Sunday, May 24, 2009

The Most General Fault of the A. O. U. Check-List



Mark Twain thought it would be a really cool idea to have a newspaper called The Back Number, composed entirely of old newspaper articles. Like Twain, I have a magpie mind, and so I completely agree.

Recent events have had me reading articles from The Auk, the publication of the American Ornithologists' Union, circa 1900. Just listen to Elliott Coues wax decorously indignant about the A.O.U. Check-List:
This is a serious matter which I have hitherto refrained from bringing up, partly on account of its hopelessness, in the present arrangement and numbering of the species, partly because it is to some extent a question of ornithological expertness regarding which opinions may reason[a]bly differ. But now, having occasion to retraverse the whole ground of North American ornithology, in the preparation of the Fifth Edition of my 'Key,' the blemish I shall point out obtrudes itself continually upon my attention; I cannot longer maintain the reticence I have hitherto preserved without seeming to condone the impropriety by tacit acquiescence; and I desire to put myself upon record in the matter, lest my silence be imputed to unrighteousness. This is the first general protest I make public on certain subjects concerning which I was often found in a more or less respectable minority of one or two, when various questions were put to vote for the official decision of the Committee over which I had for so many years the honor to preside.
Yes, that's his preamble right there. He hasn't yet actually said what's wrong with the A.O.U. Check-List (it will turn out to be that the order in which orders and families are listed is inconsistent with the order in which genera and species are listed).
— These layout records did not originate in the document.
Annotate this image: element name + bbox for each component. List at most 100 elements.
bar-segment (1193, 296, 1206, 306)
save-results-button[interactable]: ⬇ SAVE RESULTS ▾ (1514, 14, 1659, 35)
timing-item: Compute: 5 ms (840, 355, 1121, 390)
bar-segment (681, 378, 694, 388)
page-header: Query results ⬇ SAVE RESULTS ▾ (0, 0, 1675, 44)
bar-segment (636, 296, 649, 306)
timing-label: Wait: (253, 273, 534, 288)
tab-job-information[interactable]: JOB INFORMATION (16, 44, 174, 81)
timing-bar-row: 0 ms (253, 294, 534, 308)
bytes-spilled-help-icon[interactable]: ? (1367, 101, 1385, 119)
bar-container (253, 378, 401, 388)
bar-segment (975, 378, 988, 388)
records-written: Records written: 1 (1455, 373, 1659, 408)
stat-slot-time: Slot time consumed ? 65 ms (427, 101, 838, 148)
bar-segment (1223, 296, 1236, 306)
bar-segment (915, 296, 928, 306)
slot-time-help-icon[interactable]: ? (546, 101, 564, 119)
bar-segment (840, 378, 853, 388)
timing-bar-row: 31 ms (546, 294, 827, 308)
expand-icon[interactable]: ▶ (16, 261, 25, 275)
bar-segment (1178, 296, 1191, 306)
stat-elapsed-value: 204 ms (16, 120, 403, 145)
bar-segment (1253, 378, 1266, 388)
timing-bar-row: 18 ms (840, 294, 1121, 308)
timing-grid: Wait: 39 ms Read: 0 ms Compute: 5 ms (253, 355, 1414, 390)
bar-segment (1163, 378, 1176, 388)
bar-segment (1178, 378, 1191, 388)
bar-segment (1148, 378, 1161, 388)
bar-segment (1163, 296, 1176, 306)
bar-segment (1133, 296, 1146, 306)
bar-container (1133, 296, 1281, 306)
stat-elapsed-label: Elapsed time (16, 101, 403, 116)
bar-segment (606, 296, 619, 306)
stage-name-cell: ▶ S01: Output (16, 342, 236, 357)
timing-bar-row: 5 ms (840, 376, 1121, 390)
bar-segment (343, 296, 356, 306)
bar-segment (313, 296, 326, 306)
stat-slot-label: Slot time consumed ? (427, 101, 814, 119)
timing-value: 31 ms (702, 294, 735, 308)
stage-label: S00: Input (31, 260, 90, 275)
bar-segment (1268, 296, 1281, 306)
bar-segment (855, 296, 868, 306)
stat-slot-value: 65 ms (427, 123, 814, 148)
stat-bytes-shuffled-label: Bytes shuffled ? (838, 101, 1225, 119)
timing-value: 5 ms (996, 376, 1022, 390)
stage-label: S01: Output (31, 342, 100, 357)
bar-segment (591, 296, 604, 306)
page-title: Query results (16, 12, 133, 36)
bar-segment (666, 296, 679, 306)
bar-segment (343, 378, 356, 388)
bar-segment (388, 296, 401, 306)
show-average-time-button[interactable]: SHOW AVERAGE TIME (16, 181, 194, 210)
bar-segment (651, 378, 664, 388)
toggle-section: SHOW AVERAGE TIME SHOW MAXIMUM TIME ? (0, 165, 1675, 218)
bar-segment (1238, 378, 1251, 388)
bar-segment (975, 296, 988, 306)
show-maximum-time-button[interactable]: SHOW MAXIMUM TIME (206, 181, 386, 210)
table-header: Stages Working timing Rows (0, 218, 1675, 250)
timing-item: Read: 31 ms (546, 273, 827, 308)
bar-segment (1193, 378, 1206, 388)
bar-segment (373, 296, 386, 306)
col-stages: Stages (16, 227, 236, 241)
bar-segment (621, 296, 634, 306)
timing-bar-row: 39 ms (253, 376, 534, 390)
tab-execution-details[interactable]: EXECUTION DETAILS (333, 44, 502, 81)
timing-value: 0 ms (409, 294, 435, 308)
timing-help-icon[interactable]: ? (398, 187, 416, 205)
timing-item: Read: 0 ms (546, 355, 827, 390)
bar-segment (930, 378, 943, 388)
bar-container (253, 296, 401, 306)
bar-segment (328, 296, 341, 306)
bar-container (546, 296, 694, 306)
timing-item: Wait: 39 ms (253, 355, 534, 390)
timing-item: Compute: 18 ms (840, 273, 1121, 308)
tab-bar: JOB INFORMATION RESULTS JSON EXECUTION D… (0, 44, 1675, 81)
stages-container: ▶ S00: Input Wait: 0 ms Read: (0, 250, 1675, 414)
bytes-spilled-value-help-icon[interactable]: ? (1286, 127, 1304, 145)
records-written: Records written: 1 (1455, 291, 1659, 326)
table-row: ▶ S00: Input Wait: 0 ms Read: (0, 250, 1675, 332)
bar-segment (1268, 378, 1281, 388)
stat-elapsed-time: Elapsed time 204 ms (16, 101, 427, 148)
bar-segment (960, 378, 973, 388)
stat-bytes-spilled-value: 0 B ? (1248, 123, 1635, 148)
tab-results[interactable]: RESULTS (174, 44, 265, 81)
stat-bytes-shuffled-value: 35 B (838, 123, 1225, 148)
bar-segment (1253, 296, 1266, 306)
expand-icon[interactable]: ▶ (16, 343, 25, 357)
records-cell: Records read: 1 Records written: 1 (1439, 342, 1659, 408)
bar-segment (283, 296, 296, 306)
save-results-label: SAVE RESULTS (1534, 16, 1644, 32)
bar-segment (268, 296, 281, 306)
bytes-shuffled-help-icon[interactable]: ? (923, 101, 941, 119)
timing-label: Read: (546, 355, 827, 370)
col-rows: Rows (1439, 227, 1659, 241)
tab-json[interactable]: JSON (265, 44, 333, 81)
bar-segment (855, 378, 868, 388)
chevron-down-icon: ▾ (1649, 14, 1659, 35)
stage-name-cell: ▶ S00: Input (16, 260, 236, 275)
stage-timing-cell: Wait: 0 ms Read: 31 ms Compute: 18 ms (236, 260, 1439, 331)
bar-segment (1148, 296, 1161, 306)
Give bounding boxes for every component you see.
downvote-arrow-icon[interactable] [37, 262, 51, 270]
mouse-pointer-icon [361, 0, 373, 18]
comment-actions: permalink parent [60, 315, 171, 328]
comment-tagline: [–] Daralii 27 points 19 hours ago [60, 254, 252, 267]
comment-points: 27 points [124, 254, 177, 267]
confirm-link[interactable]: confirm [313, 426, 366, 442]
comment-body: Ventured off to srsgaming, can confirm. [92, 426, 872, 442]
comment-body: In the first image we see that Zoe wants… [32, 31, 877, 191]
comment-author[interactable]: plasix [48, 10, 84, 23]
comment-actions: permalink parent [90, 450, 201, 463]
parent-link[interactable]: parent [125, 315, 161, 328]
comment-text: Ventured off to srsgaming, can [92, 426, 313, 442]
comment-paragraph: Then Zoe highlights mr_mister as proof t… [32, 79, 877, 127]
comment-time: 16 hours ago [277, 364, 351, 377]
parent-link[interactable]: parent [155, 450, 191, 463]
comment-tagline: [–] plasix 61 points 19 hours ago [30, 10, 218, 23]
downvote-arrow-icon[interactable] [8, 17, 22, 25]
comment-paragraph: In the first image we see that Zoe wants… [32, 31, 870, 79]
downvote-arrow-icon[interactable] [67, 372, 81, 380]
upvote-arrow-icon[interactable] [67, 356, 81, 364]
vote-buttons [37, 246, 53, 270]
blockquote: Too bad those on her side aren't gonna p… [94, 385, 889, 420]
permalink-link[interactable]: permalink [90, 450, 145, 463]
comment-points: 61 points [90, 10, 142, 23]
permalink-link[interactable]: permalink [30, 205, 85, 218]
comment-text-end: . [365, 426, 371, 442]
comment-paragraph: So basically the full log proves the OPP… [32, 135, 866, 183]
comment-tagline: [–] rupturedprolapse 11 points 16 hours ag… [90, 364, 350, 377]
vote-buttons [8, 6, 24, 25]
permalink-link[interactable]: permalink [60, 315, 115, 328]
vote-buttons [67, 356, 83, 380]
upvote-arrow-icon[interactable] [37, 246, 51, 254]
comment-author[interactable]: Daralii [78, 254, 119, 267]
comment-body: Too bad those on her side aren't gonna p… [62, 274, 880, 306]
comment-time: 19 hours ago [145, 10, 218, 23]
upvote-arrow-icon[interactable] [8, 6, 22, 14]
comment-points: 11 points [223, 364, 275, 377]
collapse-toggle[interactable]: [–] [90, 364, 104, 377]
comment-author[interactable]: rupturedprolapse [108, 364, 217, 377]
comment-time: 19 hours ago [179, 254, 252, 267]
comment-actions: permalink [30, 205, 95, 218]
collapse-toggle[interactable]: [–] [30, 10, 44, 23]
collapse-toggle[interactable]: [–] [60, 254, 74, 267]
Notice the language of speech and reticence, of repose and assault. Coues isn't writing this article because he wants to; he's writing it because he has to. The inconsistency in the Check-List has intruded on his quiet repose and forced his hand. Had the Check-List's inconsistency not "obtrude[d] itself ... upon [his] attention," Coues might have gone on quietly, as he always hoped to do, but the obtrusion makes his tact into "tacit acquiescence," altering the meaning of silence; indeed, concerning a problem so glaring, silence itself is speech.

Thus as Coues represents it, his complaint is not uncivil, tactless, improper, or unrighteous; rather, it is the only way he can avoid being those things.

And, clearly, it is very important that he avoid being those things.

* * *

I have yet to pick up the medieval bestiary I requested from NRLF, but I will definitely let on if there is a roc in there, or any EXTREME MAMMALS.

Elliott Coues. "The Most General Fault of the A. O. U. Check-List." The Auk 14.2 (April 1897): 229-31. JSTOR. 18 May 2009. Web.